No hizo falta, en menos de lo que canta un gallo, él se colocó de rodillas y se los bajó, junto con la ropa interior, hasta medio muslo. Se agarró la polla con la mano, volvió a recostarse y sin más dilación se introdujo en ella, de una sola embestida.
Ella se arqueó, echó los brazos hacia atrás y gimió en respuesta a la anhelada invasión.
Y él no se guardó tampoco de expresar con un ronco gemido sus emociones y sensaciones, al verla bajo él, entregada y sumisa, en una postura tan sencilla.
Adelantó sus propios brazos y entrelazó los dedos con los de ella, estableciendo la máxima conexión posible.
Él la agarró con fuerza sin dejar de embestirla, sin dejar de rozar con su pene todos esas terminaciones nerviosas que a ella la llevaban directamente a la locura y que conseguían arrancarle mil y un gemidos de placer.

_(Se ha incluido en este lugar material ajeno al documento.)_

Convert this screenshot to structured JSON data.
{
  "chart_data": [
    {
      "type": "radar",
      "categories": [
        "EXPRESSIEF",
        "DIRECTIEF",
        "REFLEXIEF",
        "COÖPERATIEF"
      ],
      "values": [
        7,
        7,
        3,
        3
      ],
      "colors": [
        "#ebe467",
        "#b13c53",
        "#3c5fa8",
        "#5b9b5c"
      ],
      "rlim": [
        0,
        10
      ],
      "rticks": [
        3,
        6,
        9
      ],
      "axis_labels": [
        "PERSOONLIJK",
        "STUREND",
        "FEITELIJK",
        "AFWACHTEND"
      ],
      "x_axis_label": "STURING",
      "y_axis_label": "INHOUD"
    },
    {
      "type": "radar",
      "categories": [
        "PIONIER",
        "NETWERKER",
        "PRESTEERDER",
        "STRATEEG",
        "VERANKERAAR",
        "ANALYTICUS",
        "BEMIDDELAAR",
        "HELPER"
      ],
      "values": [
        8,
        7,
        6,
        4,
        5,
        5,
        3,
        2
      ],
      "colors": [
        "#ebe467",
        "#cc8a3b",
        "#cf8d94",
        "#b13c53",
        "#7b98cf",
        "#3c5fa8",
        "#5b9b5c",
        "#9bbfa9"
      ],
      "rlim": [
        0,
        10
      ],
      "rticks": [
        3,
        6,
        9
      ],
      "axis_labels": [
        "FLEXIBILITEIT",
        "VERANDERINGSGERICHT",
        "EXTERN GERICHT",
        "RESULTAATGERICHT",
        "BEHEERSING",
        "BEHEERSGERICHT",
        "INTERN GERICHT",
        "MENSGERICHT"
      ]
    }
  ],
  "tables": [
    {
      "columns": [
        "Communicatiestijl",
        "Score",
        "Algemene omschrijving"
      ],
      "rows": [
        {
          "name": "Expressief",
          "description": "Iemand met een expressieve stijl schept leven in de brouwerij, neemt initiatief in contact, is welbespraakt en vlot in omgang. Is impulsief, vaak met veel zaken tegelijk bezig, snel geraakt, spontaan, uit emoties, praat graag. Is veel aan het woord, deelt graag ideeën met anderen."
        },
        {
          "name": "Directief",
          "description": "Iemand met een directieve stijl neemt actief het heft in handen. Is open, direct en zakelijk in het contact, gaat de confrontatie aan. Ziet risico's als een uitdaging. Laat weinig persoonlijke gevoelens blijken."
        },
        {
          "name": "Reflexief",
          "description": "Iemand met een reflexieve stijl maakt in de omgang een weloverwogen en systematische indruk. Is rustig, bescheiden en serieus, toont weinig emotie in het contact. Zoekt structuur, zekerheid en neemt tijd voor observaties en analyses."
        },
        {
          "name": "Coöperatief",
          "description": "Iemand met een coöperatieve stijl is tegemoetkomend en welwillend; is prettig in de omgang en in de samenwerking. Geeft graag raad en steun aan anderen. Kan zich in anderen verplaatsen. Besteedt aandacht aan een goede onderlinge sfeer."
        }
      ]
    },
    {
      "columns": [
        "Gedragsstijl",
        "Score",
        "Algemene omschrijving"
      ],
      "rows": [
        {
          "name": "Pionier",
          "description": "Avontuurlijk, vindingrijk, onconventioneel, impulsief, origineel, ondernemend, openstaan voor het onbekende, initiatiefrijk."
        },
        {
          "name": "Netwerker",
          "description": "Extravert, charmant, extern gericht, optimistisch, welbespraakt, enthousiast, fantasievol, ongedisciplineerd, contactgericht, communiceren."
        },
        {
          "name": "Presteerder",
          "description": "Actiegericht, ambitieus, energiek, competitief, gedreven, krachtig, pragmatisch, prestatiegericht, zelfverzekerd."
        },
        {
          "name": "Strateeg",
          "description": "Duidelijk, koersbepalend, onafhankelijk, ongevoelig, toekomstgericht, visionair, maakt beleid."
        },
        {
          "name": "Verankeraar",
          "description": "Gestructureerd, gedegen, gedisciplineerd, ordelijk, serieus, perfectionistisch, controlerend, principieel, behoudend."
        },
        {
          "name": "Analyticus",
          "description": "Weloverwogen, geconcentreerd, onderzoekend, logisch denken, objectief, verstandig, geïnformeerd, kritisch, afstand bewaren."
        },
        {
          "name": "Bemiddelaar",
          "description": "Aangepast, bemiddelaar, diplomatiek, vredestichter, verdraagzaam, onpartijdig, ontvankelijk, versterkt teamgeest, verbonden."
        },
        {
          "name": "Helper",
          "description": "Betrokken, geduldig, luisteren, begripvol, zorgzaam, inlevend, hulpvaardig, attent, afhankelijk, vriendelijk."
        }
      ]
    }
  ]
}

Aquello iba a ser rápido, por la necesidad, por todo el tiempo que habían estado tonteando con el vino y la comida, por el deseo… por todo.
Ella fue quien explotó primero y él apenas tardó un minuto en unirse a ella.
Se estaba jodidamente bien en esa postura, dejando que su polla volviera a la normalidad aún enterrada en su acogedor sexo, por lo que no hizo el menor amago de moverse, ni ella se lo pidió.
Ella estaba tranquilamente disfrutando de la relajación típica tras un encuentro sexual, así que ni se molestó en apartarlo; permaneció con los ojos cerrados escuchando tan sólo los sonidos típicos del campo y el de sus respiraciones.
—¿Estás bien? —preguntó él incorporándose sobre sus brazos; no era normal que estuviera tan callada.
Ella sonrió sin abrir los ojos.
—Sigo pensando que es muy injusto…
—¿Cómo dices? —Con ese comentario empezó a dudar, no lo creía, pero a lo mejor no la había dejado del todo satisfecha.
—Tú apenas has tenido que desnudarte y yo… —Acompañó sus palabras con un recorrido de su mano sobre su espalda hasta posarse sobre su trasero y él se rió, en parte aliviado por la explicación en parte divertido por la ocurrencia—… no puedo decir lo mismo.
—Ah, bueno, si quieres la próxima vez me quedo en pelotas y tú te limitas a levantarte la falda. —Dicho esto terminó por separarse y arreglarse la ropa.
Ella también se ocupó de adecentarse, aunque tardó bastante más, ya que entre limpiarse, recoger las prendas que él había ido lanzando por ahí de cualquier manera y volvérselas a poner…
Una vez sentados de nuevo en el coche, él dijo:
—Ahora iremos a ver a un conocido para que te busque la casa adecuada.
—Gracias.
—Pero he cambiado de idea.
—¿Cómo dices?
—La próxima vez que vaya a verte sólo quiero que lleves puesto un collar de perlas.